I agree with the other posts that it is the act of logging that is most useful, in that it forces me to keep check on my daily activites, but although it is very rare, I will go back now and then and look for food trends, etc… One major frustration is having to log the food and sugar/insulin numbers separately, and the fact the whole point of the digital data for me is to make it easier to log and send the info to the cde and doctor, but they often have trouble with the digital side of things, and I have end up faxing them printouts from the website anyway! grrr…
The most useful improvement for me would be to be able to consolidate the pump/meter data and the glucose buddy food data automatically, with more customizable reports. If Glucose Buddy could do what the web app does, and pull relevant information from the carelink csv, that would be a huge improvement for me…
My cgms pump keeps a month’s worth of numbers, and every now and then, I’ll download it to my computer to look at trends and make adjustments.
Can someone send me their Carelink CSV to firstname.lastname@example.org?
When Caleb was diagnosed and shortly thereafter when he started pumping, I logged religiously and I logged everything. I have spreadsheets for basals, IC ratios, correction factors even separate spreadsheets on pizza, Chinese food, etc. As variables have become more predictable, however, I have pulled back. I find myself going back to the logs when we go through times of change. It’s also not uncommon for me to pull out a scratch piece of paper and map out his basals and BGs for the last couple of days and come up with adjustments.
What I find most important right now is to track specific dosing for the challenging foods that Caleb eats. I have a “note” set up in my phone which lists the food and the dosing I used last for that food and the result.
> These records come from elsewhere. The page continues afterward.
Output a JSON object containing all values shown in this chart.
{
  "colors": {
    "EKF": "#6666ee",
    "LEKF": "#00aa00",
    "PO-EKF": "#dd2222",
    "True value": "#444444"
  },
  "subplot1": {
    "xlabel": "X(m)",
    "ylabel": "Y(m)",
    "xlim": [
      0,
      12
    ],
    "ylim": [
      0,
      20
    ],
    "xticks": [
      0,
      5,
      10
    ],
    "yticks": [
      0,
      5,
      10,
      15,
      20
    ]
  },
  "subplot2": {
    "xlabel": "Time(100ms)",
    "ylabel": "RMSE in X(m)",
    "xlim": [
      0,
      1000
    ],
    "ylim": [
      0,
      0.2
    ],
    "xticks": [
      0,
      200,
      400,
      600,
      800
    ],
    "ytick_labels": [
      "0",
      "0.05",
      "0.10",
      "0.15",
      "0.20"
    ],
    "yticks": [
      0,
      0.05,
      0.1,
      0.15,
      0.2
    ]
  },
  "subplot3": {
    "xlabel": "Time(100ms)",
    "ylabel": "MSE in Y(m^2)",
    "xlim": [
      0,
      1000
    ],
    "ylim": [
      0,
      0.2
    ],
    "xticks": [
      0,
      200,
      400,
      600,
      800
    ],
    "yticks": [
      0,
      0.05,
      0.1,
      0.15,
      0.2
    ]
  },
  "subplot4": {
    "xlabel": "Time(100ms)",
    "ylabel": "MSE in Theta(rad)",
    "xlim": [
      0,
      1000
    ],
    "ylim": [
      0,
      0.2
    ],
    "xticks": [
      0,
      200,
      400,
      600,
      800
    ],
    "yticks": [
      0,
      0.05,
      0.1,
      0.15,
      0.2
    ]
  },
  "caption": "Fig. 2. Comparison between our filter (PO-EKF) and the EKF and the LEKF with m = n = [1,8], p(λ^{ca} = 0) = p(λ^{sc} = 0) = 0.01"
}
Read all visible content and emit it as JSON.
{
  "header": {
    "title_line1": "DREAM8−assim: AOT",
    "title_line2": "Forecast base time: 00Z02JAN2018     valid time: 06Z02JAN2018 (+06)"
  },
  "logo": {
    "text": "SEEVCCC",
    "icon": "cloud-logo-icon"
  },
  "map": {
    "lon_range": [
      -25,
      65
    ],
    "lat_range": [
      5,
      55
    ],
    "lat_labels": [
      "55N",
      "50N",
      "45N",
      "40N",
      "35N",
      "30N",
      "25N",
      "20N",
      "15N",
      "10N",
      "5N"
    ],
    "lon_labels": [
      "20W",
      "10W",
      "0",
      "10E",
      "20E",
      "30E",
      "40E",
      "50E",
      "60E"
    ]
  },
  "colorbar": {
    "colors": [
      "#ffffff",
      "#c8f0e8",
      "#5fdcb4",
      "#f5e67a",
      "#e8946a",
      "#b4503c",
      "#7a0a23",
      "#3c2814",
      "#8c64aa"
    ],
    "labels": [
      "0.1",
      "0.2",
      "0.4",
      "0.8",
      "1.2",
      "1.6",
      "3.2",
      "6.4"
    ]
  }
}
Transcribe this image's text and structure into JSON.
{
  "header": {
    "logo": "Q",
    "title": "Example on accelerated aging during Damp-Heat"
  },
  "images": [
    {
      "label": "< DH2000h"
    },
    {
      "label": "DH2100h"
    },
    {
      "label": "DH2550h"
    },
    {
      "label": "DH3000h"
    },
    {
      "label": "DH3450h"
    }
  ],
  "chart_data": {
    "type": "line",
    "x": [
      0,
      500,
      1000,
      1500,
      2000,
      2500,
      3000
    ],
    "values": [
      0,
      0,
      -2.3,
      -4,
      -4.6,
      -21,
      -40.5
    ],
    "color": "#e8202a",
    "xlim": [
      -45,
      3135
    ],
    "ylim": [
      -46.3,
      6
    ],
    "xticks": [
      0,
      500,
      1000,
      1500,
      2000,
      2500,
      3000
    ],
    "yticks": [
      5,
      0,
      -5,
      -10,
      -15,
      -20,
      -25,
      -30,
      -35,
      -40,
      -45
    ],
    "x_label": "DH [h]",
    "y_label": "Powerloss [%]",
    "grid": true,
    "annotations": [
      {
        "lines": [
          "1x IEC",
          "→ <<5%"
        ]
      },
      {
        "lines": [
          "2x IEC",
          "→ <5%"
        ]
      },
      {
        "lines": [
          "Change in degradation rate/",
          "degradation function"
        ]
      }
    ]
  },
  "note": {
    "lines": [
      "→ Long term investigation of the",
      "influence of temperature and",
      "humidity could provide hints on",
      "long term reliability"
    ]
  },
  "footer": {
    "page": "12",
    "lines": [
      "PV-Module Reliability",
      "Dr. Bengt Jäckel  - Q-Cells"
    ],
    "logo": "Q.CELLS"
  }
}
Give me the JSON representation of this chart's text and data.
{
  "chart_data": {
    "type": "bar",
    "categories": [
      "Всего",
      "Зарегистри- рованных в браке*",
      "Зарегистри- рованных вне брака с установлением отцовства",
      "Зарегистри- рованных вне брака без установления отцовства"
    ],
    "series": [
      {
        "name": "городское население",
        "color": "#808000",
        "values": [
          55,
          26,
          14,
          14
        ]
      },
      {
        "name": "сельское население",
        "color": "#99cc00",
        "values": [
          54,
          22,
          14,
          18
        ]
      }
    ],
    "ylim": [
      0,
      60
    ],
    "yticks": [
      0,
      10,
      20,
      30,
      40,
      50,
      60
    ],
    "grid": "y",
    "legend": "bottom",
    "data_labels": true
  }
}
I refer to that the next time and tweak as necessary.
Caleb recently started DexCom and I have yet to download that data since I’m a Mac and it’s not Mac friendly, but I hope to do that soon and see how that can help in managing his settings.
iv’e done it online = takes a while and kind of pointless!
i’ve written it down, i always forget i usually just logged my #'s and if something was off i would make a note of it!
my pump has it all(= and is the easiest!
Medtronic CareLink , as a sensor user , has helped both my Health Team and I to change some of the carb ratio’s , timing of insulin delivery , sensitivity ratio’s etc. .I do some manual data logging most the time ; it helps me to read some of the for me pertinant information , such as when did I do an infusion set , when did I start my " new " sensor " .
I don’t find " it " overwhelming …but do feel at times, that my life with diabetes consumes a lot of time around managing diabetes.On the other hand …it is paying off …27 years and no complications todate.